Abstract:It has been widely understood that differential privacy (DP) can guarantee rigorous privacy against adversaries with arbitrary prior knowledge. However, recent studies demonstrate that this may not be true for correlated data, and indicate that three factors could influence privacy leakage: the data correlation pattern, prior knowledge of adversaries, and sensitivity of the query function. This poses a fundamental problem: what is the mathematical relationship between the three factors and privacy leakage? In this paper, we present a unified analysis of this problem. A new privacy definition, named \textit{prior differential privacy (PDP)}, is proposed to evaluate privacy leakage considering the exact prior knowledge possessed by the adversary.
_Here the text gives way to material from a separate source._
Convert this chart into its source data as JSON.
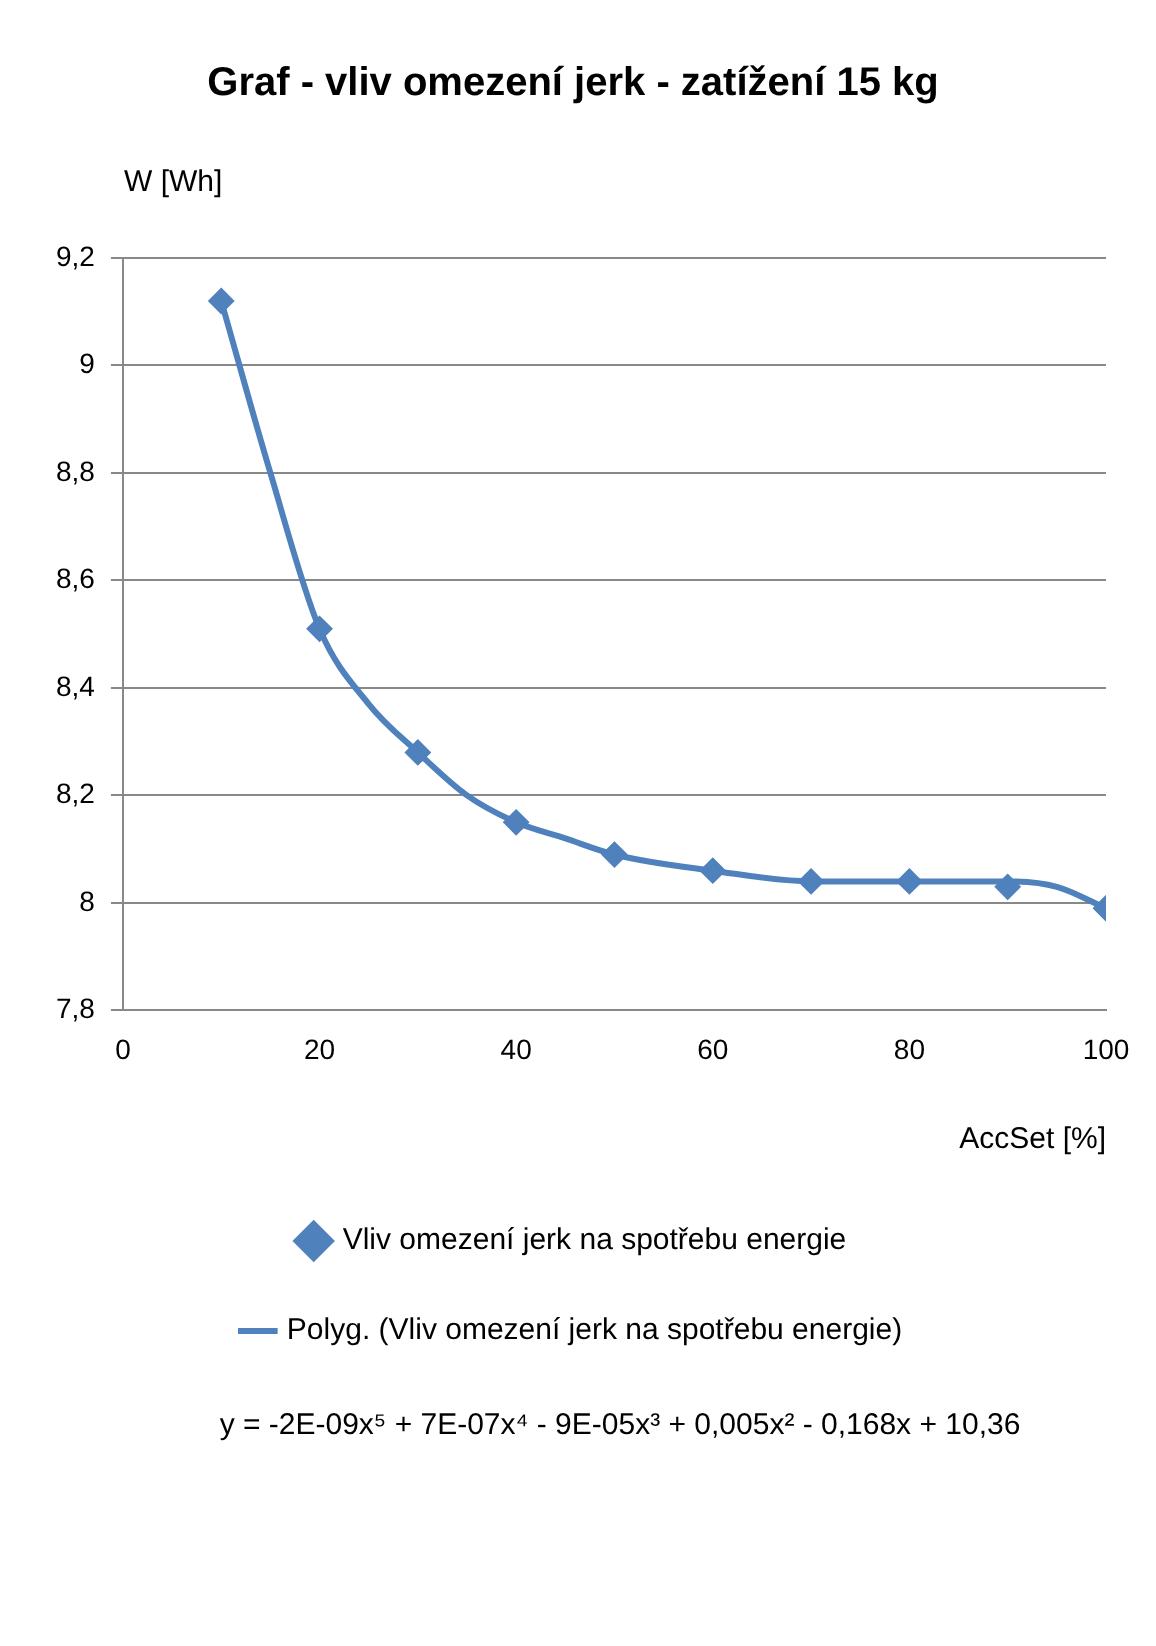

We use two models, the weighted hierarchical graph (WHG) and the multivariate Gaussian model to analyze discrete and continuous data, respectively. We demonstrate that positive, negative, and hybrid correlations have distinct impacts on privacy leakage. Considering general correlations, a closed-form expression of privacy leakage is derived for continuous data, and a chain rule is presented for discrete data. Our results are valid for general linear queries, including count, sum, mean, and histogram. Numerical experiments are presented to verify our theoretical analysis.